Berlin - Der bis Dezember amtierende Präsident der Deutschen Interdisziplinären Gesellschaft für Intensiv- und Notfallmedizin (Divi) Uwe Janssens warnt vor einem Bedeutungsverlust des Inzidenzwertes. Diese sei "ein sehr wertvoller Faktor", sagte Janssens der "Welt" (Mittwochausgabe).

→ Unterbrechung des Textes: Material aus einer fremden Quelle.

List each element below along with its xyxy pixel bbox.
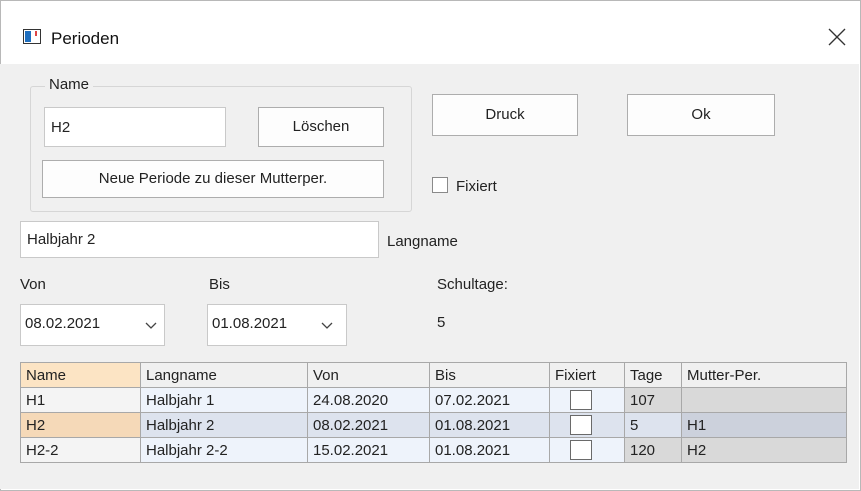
print-button[interactable]: Druck <box>432 94 578 136</box>
to-label: Bis <box>209 276 230 293</box>
cell-name[interactable]: H2 <box>20 412 141 438</box>
cell-mutter <box>681 387 847 413</box>
column-header-bis[interactable]: Bis <box>429 362 550 388</box>
chevron-down-icon <box>145 322 157 329</box>
column-header-tage[interactable]: Tage <box>624 362 682 388</box>
from-label: Von <box>20 276 46 293</box>
table-header-row: Name Langname Von Bis Fixiert Tage Mutte… <box>20 362 847 388</box>
cell-name[interactable]: H1 <box>20 387 141 413</box>
cell-fixiert[interactable] <box>549 437 625 463</box>
cell-name[interactable]: H2-2 <box>20 437 141 463</box>
cell-langname[interactable]: Halbjahr 2 <box>140 412 308 438</box>
delete-button[interactable]: Löschen <box>258 107 384 147</box>
fixed-cell-checkbox[interactable] <box>570 390 592 410</box>
column-header-name[interactable]: Name <box>20 362 141 388</box>
cell-tage: 107 <box>624 387 682 413</box>
cell-mutter: H1 <box>681 412 847 438</box>
column-header-mutter[interactable]: Mutter-Per. <box>681 362 847 388</box>
column-header-langname[interactable]: Langname <box>140 362 308 388</box>
from-date-value: 08.02.2021 <box>25 315 101 332</box>
table-row[interactable]: H1 Halbjahr 1 24.08.2020 07.02.2021 107 <box>20 387 847 413</box>
app-window-icon <box>23 29 41 44</box>
cell-langname[interactable]: Halbjahr 2-2 <box>140 437 308 463</box>
longname-label: Langname <box>387 233 458 250</box>
fixed-cell-checkbox[interactable] <box>570 415 592 435</box>
cell-fixiert[interactable] <box>549 412 625 438</box>
cell-bis[interactable]: 01.08.2021 <box>429 437 550 463</box>
ok-button[interactable]: Ok <box>627 94 775 136</box>
column-header-von[interactable]: Von <box>307 362 430 388</box>
name-group-legend: Name <box>45 76 94 93</box>
school-days-label: Schultage: <box>437 276 508 293</box>
fixed-cell-checkbox[interactable] <box>570 440 592 460</box>
periods-table: Name Langname Von Bis Fixiert Tage Mutte… <box>20 362 847 463</box>
fixed-label: Fixiert <box>456 178 497 195</box>
cell-mutter: H2 <box>681 437 847 463</box>
longname-input[interactable] <box>20 221 379 258</box>
cell-bis[interactable]: 07.02.2021 <box>429 387 550 413</box>
cell-von[interactable]: 08.02.2021 <box>307 412 430 438</box>
fixed-checkbox[interactable] <box>432 177 448 193</box>
cell-von[interactable]: 15.02.2021 <box>307 437 430 463</box>
chevron-down-icon <box>321 322 333 329</box>
title-bar: Perioden <box>1 1 860 65</box>
window-title: Perioden <box>51 29 120 48</box>
close-icon[interactable] <box>825 25 849 49</box>
column-header-fixiert[interactable]: Fixiert <box>549 362 625 388</box>
cell-langname[interactable]: Halbjahr 1 <box>140 387 308 413</box>
name-input[interactable] <box>44 107 226 147</box>
school-days-value: 5 <box>437 314 446 331</box>
from-date-picker[interactable]: 08.02.2021 <box>20 304 165 346</box>
cell-von[interactable]: 24.08.2020 <box>307 387 430 413</box>
cell-fixiert[interactable] <box>549 387 625 413</box>
table-row[interactable]: H2-2 Halbjahr 2-2 15.02.2021 01.08.2021 … <box>20 437 847 463</box>
to-date-value: 01.08.2021 <box>212 315 288 332</box>
cell-bis[interactable]: 01.08.2021 <box>429 412 550 438</box>
cell-tage: 120 <box>624 437 682 463</box>
to-date-picker[interactable]: 01.08.2021 <box>207 304 347 346</box>
cell-tage: 5 <box>624 412 682 438</box>
table-row[interactable]: H2 Halbjahr 2 08.02.2021 01.08.2021 5 H1 <box>20 412 847 438</box>
new-period-button[interactable]: Neue Periode zu dieser Mutterper. <box>42 160 384 198</box>
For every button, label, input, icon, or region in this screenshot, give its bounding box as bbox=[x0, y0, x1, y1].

"Die Hospitalisierungsrate hinkt der Inzidenz zehn bis 14 Tage hinterher. Wenn sich ein Mensch infiziert, dann geht es ihm meist erst zehn bis 14 Tage später so schlecht, dass er intensivmedizinisch behandelt werden muss", so der Intensivmediziner, der auch Generalsekretär der Deutschen Gesellschaft für Internistische Intensivmedizin und Notfallmedizin (DGIIN) ist. An Großbritannien sehe man zwar, dass trotz hoher Infektionen deutlich weniger Menschen auf die Intensivstation kommen, so Janssens, aber das sei nicht auf Deutschland übertragbar. "Dort gibt es eine ganz andere Altersstruktur. Bei uns ist das durchschnittliche Alter 45,7 Jahre, bei denen 40,5." Die Deutschen seien das fünftälteste Volk der Welt. "Zumal wir keine so gute Durchimpfung bei den Älteren haben, wie immer behauptet wird", so Janssens weiter. Bei den über 60-Jährigen seien in Deutschland 78 Prozent geimpft, in England seien es 91,5 Prozent, in Schottland sogar 97,6 Prozent. "Es wäre also gefährlich zu glauben, dass sich der britische Erfolg auf Deutschland überträgt", resümiert der Intensivmediziner. In Großbritannien hatte zumindest England am 19. Juli fast alle Maßnahmen aufgehoben, kurz danach begannen die Infektionszahlen deutlich zu sinken. Die pessimistischen Experten erwarten, dass dieser Effekt nicht dauerhaft sein wird - bislang geht es aber mit den Zahlen immer weiter runter - und auch die Krankenhäuser melden nun mit etwas Verspätung eine Trendwende hin zu sinkenden Zahlen.